Una ensalada —la parte recolectora del menú— para disimular, y acabábamos todos bien fumados, como los neandertales del Abrigo Romaní, pero con la alegría que eso no era ningún obstáculo, sino al contrario: nos hacía conectar, tan felices, con el genio del sitio. O, para decirlo con el latinajo, que da más autoridad, con el genius loci. También conectábamos (y sería deshonesto no mencionarlo) bebiendo un poco. Que levanten dicho los jóvenes que comprobaron por primera vez los efectos del alcohol en sangre en un encuentro pascual. ¿Veis cómo somos muchos? Ha sido así y sería hacer trampa negarlo.

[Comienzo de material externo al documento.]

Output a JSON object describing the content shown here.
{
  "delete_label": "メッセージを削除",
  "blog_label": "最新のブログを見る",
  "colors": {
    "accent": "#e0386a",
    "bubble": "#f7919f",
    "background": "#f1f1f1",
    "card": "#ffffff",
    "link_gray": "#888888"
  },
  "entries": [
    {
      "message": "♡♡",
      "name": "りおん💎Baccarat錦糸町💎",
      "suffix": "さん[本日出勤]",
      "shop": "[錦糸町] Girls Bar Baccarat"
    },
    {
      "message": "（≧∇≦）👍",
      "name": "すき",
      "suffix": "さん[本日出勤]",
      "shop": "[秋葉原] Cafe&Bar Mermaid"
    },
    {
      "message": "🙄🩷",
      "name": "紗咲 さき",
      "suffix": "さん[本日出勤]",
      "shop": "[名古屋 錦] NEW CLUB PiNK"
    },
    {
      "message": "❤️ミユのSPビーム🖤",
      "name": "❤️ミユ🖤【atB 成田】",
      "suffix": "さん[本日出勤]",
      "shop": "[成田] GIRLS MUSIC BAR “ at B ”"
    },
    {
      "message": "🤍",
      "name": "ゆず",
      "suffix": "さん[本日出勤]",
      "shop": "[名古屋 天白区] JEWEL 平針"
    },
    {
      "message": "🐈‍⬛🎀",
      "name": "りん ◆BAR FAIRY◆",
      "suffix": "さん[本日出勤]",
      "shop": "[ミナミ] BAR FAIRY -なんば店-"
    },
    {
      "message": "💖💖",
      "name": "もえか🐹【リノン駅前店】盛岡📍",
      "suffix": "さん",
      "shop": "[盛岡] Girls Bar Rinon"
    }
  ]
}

Durante un par de años, recuerdo que nuestro grupo tenía una bebida particular, absurda, pero que era como un signo de identidad: el polanski. Cogíamos un corte de limón, poníamos café molido por encima, nos lo comíamos con cara de asco e, inmediatamente, lo hacíamos bajar con un sorbito de vodka. Ya sé que era un acto imprudente y peligroso. Niños y niñas que nos leéis, sobre todo no lo probarais nunca. Nosotros lo abandonamos a tiempo, antes de que fuera demasiado tarde. Y sí, también nos comíamos la mona, en la versión pastelera de mantequilla, fruta y plumeros, no en la modalidad ancien régime con pasta de pan enriquecida y unos arcaicos huevos dusos, con caparazón y todo, surgidos del Costumari Català del maestro Amadas.

La mona, en la versión pastelera de mantequilla, fruta y plumeros / Foto: Albert Villaró y Montse Ferrer

Total, y para resumir: rematamos la Semana Santa con otra comilona, este como de propina y en tiempo de descuento, pero no por eso con menos intensidad o trascendencia. Podemos decir, sin ningún miedo a equivocarnos, que Carlomagno, Lluís el Pietós y Carles el Calb y toda la parentela imperial franca, estarían bien orgullosos al ver cómo hemos ido administrando su herencia inmortal. Y que por muchos años así sea y en el cielo nos podamos ver.